Step 1: Sorting the Intervals

After sorting, these intervals remain the same:

[(1, 3), (2, 6), (8, 10), (15, 18)]

Step 2: Merging Overlapping Intervals

• Start with the first interval (1, 3). The next interval (2, 6) overlaps with it since 2 ≤ 3. We merge them by updating the end:
  • New merged interval: (1, 6)
• The next interval (8, 10) does not overlap with (1, 6), so we add (1, 6) to our result list and move to (8, 10).
• Finally, interval (15, 18) does not overlap with (8, 10), so we add (8, 10) to the result list, and then add (15, 18) as it sits separately.

Result

After processing all intervals, the merged intervals are:

[(1, 6), (8, 10), (15, 18)]

Performance

Sorting the intervals takes (O(n \log n)) and merging takes (O(n)). Thus, the total algorithm runs in (O(n \log n)), making it efficient for large datasets.

Memory Efficiency

This approach is also memory-efficient. For instance, instead of creating new lists for merged intervals, we can reuse the initial array. This in-place modification reduces memory usage significantly and often makes the algorithm faster than similar implementations using lists.
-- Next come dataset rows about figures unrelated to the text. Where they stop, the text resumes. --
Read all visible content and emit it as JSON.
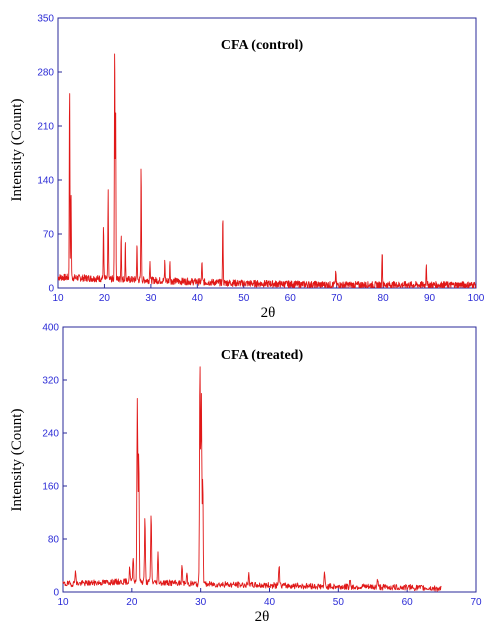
{
  "chart_data": [
    {
      "type": "line",
      "title": "CFA (control)",
      "xlabel": "2θ",
      "ylabel": "Intensity (Count)",
      "xlim": [
        10,
        100
      ],
      "ylim": [
        0,
        350
      ],
      "xticks": [
        10,
        20,
        30,
        40,
        50,
        60,
        70,
        80,
        90,
        100
      ],
      "yticks": [
        0,
        70,
        140,
        210,
        280,
        350
      ],
      "grid": false,
      "color": "#e01818",
      "baseline": [
        [
          10,
          14
        ],
        [
          20,
          12
        ],
        [
          30,
          10
        ],
        [
          40,
          8
        ],
        [
          50,
          6
        ],
        [
          60,
          5
        ],
        [
          70,
          4
        ],
        [
          80,
          4
        ],
        [
          90,
          4
        ],
        [
          100,
          4
        ]
      ],
      "peaks": [
        {
          "x": 12.5,
          "y": 268
        },
        {
          "x": 12.8,
          "y": 128
        },
        {
          "x": 19.8,
          "y": 78
        },
        {
          "x": 20.8,
          "y": 128
        },
        {
          "x": 22.2,
          "y": 322
        },
        {
          "x": 22.4,
          "y": 238
        },
        {
          "x": 23.6,
          "y": 70
        },
        {
          "x": 24.5,
          "y": 58
        },
        {
          "x": 27.0,
          "y": 58
        },
        {
          "x": 27.9,
          "y": 162
        },
        {
          "x": 29.8,
          "y": 38
        },
        {
          "x": 33.0,
          "y": 35
        },
        {
          "x": 34.1,
          "y": 33
        },
        {
          "x": 41.0,
          "y": 36
        },
        {
          "x": 45.5,
          "y": 95
        },
        {
          "x": 69.8,
          "y": 24
        },
        {
          "x": 79.8,
          "y": 50
        },
        {
          "x": 89.3,
          "y": 33
        }
      ]
    },
    {
      "type": "line",
      "title": "CFA (treated)",
      "xlabel": "2θ",
      "ylabel": "Intensity (Count)",
      "xlim": [
        10,
        70
      ],
      "ylim": [
        0,
        400
      ],
      "xticks": [
        10,
        20,
        30,
        40,
        50,
        60,
        70
      ],
      "yticks": [
        0,
        80,
        160,
        240,
        320,
        400
      ],
      "grid": false,
      "color": "#e01818",
      "baseline": [
        [
          10,
          12
        ],
        [
          20,
          16
        ],
        [
          30,
          12
        ],
        [
          40,
          10
        ],
        [
          50,
          8
        ],
        [
          60,
          7
        ],
        [
          65,
          5
        ]
      ],
      "peaks": [
        {
          "x": 11.8,
          "y": 35
        },
        {
          "x": 19.7,
          "y": 38
        },
        {
          "x": 20.2,
          "y": 55
        },
        {
          "x": 20.8,
          "y": 295
        },
        {
          "x": 21.0,
          "y": 215
        },
        {
          "x": 21.9,
          "y": 112
        },
        {
          "x": 22.8,
          "y": 122
        },
        {
          "x": 23.8,
          "y": 58
        },
        {
          "x": 27.3,
          "y": 38
        },
        {
          "x": 28.0,
          "y": 28
        },
        {
          "x": 29.9,
          "y": 355
        },
        {
          "x": 30.1,
          "y": 300
        },
        {
          "x": 30.3,
          "y": 175
        },
        {
          "x": 37.0,
          "y": 25
        },
        {
          "x": 41.4,
          "y": 43
        },
        {
          "x": 48.0,
          "y": 28
        },
        {
          "x": 51.7,
          "y": 20
        },
        {
          "x": 55.7,
          "y": 20
        }
      ]
    }
  ]
}
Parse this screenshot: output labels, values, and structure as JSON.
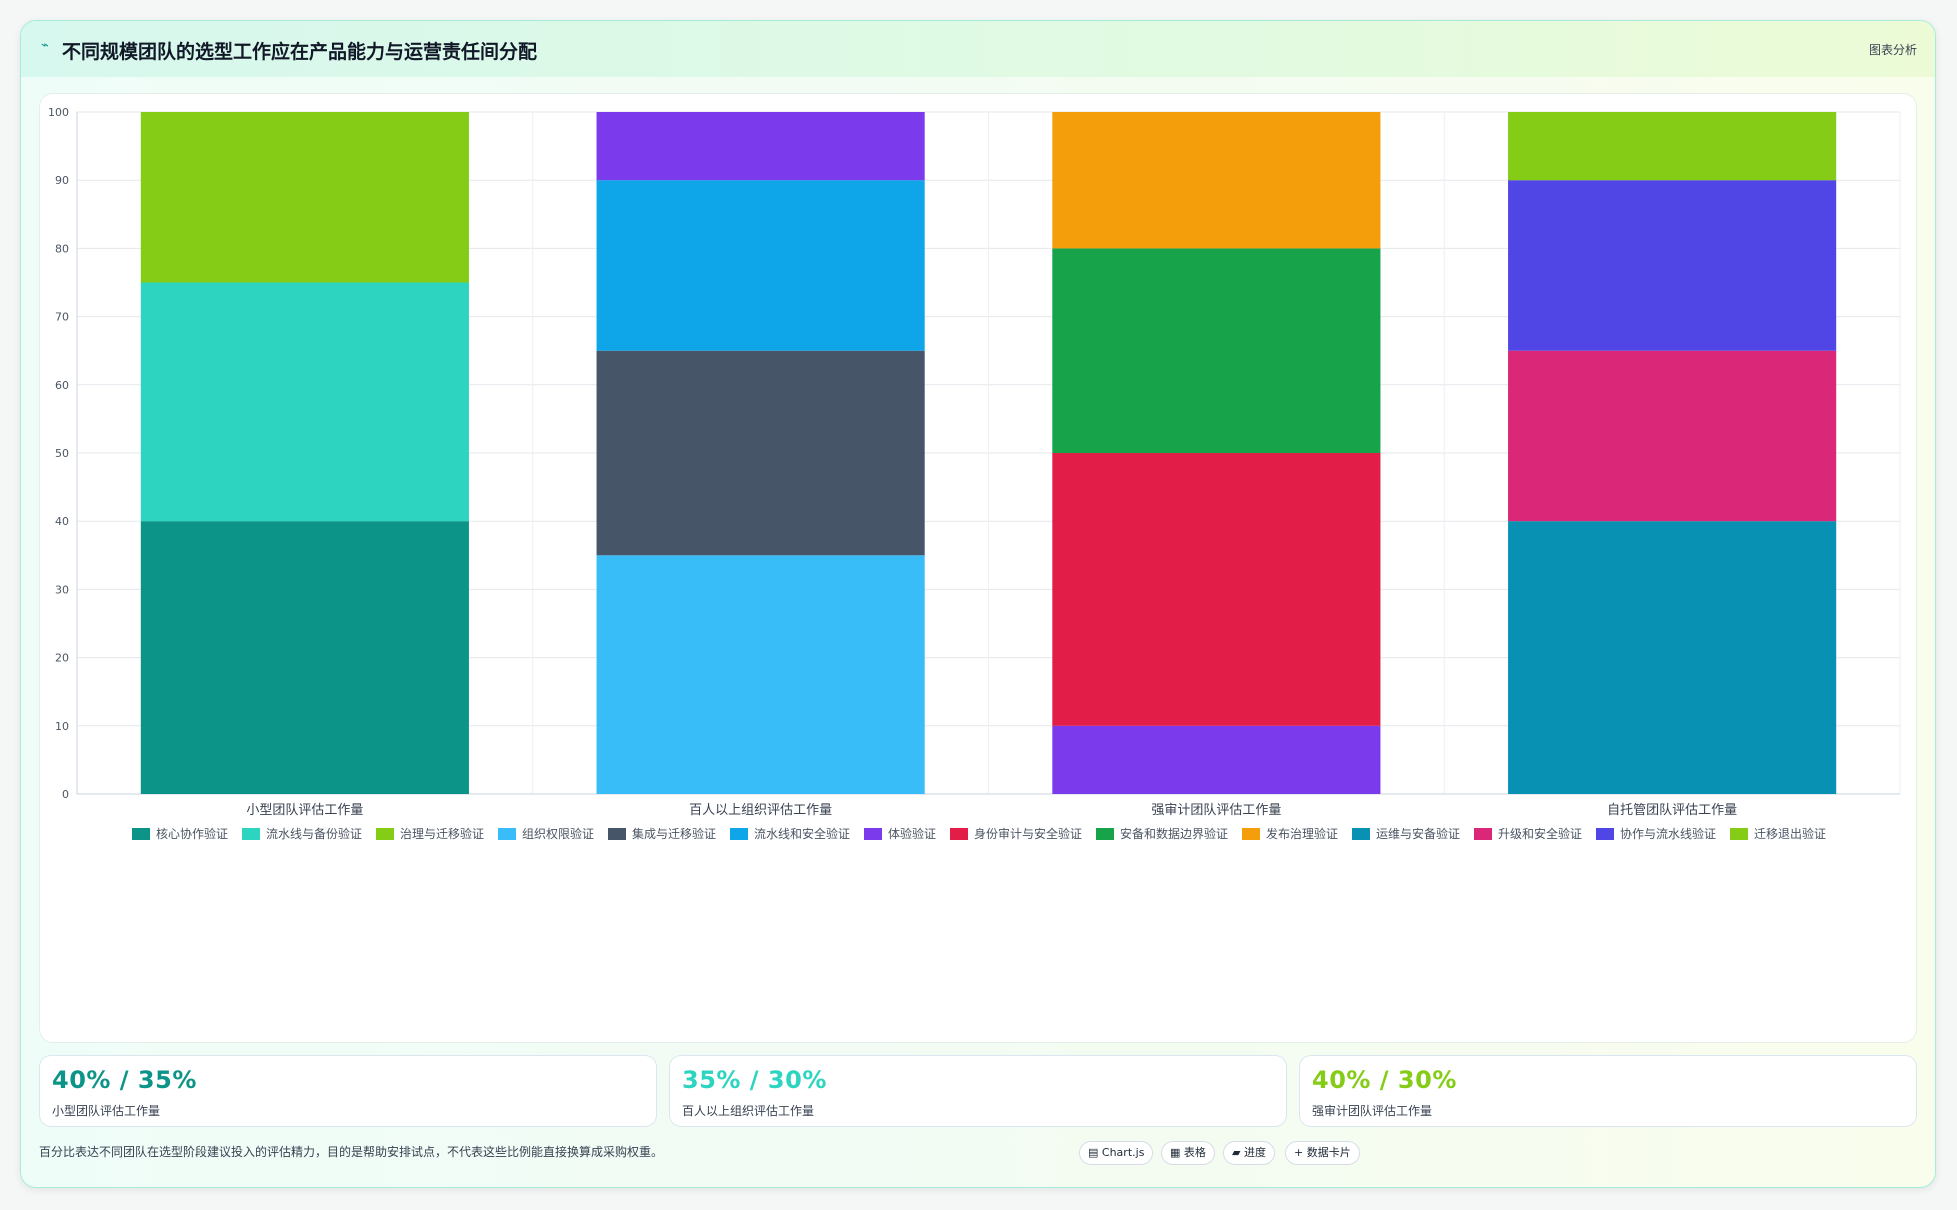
{
  "header": {
    "title": "不同规模团队的选型工作应在产品能力与运营责任间分配",
    "title_icon": "chart-line-icon",
    "link_label": "图表分析"
  },
  "chart_data": {
    "type": "bar",
    "stacked": true,
    "categories": [
      "小型团队评估工作量",
      "百人以上组织评估工作量",
      "强审计团队评估工作量",
      "自托管团队评估工作量"
    ],
    "ylim": [
      0,
      100
    ],
    "yticks": [
      0,
      10,
      20,
      30,
      40,
      50,
      60,
      70,
      80,
      90,
      100
    ],
    "grid": true,
    "legend_position": "bottom",
    "series": [
      {
        "name": "核心协作验证",
        "color": "#0d9488",
        "values": [
          40,
          0,
          0,
          0
        ]
      },
      {
        "name": "流水线与备份验证",
        "color": "#2dd4bf",
        "values": [
          35,
          0,
          0,
          0
        ]
      },
      {
        "name": "治理与迁移验证",
        "color": "#84cc16",
        "values": [
          25,
          0,
          0,
          0
        ]
      },
      {
        "name": "组织权限验证",
        "color": "#38bdf8",
        "values": [
          0,
          35,
          0,
          0
        ]
      },
      {
        "name": "集成与迁移验证",
        "color": "#475569",
        "values": [
          0,
          30,
          0,
          0
        ]
      },
      {
        "name": "流水线和安全验证",
        "color": "#0ea5e9",
        "values": [
          0,
          25,
          0,
          0
        ]
      },
      {
        "name": "体验验证",
        "color": "#7c3aed",
        "values": [
          0,
          10,
          10,
          0
        ]
      },
      {
        "name": "身份审计与安全验证",
        "color": "#e11d48",
        "values": [
          0,
          0,
          40,
          0
        ]
      },
      {
        "name": "安备和数据边界验证",
        "color": "#16a34a",
        "values": [
          0,
          0,
          30,
          0
        ]
      },
      {
        "name": "发布治理验证",
        "color": "#f59e0b",
        "values": [
          0,
          0,
          20,
          0
        ]
      },
      {
        "name": "运维与安备验证",
        "color": "#0891b2",
        "values": [
          0,
          0,
          0,
          40
        ]
      },
      {
        "name": "升级和安全验证",
        "color": "#db2777",
        "values": [
          0,
          0,
          0,
          25
        ]
      },
      {
        "name": "协作与流水线验证",
        "color": "#4f46e5",
        "values": [
          0,
          0,
          0,
          25
        ]
      },
      {
        "name": "迁移退出验证",
        "color": "#84cc16",
        "values": [
          0,
          0,
          0,
          10
        ]
      }
    ]
  },
  "stats": [
    {
      "value": "40% / 35%",
      "label": "小型团队评估工作量",
      "color": "#0d9488"
    },
    {
      "value": "35% / 30%",
      "label": "百人以上组织评估工作量",
      "color": "#2dd4bf"
    },
    {
      "value": "40% / 30%",
      "label": "强审计团队评估工作量",
      "color": "#84cc16"
    }
  ],
  "footer": {
    "note": "百分比表达不同团队在选型阶段建议投入的评估精力，目的是帮助安排试点，不代表这些比例能直接换算成采购权重。",
    "buttons": [
      {
        "icon": "chart-icon",
        "glyph": "▤",
        "label": "Chart.js"
      },
      {
        "icon": "table-icon",
        "glyph": "▦",
        "label": "表格"
      },
      {
        "icon": "progress-icon",
        "glyph": "▰",
        "label": "进度"
      },
      {
        "icon": "plus-icon",
        "glyph": "+",
        "label": "数据卡片"
      }
    ]
  }
}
In fact, this algorithm has been found to consume less memory than 99% of other interval merging solutions. This efficiency is particularly valuable in environments where memory constraints are a concern.

class Solution {
	public int[][] merge(int[][] intervals) {
		if (intervals.length <= 1)
			return intervals;

		// Sort by ascending starting point
		Arrays.sort(intervals, (i1, i2) -> Integer.compare(i1[0], i2[0]));

		List<int[]> result = new ArrayList<>();
		int[] newInterval = intervals[0];
		result.add(newInterval);
		for (int[] interval : intervals) {
			if (interval[0] <= newInterval[1]) // Overlapping intervals, move the end if needed
				newInterval[1] = Math.max(newInterval[1], interval[1]);
			else {                             // Disjoint intervals, add the new interval to the list
				newInterval = interval;
				result.add(newInterval);
			}
		}

		return result.toArray(new int[result.size()][]);
	}
}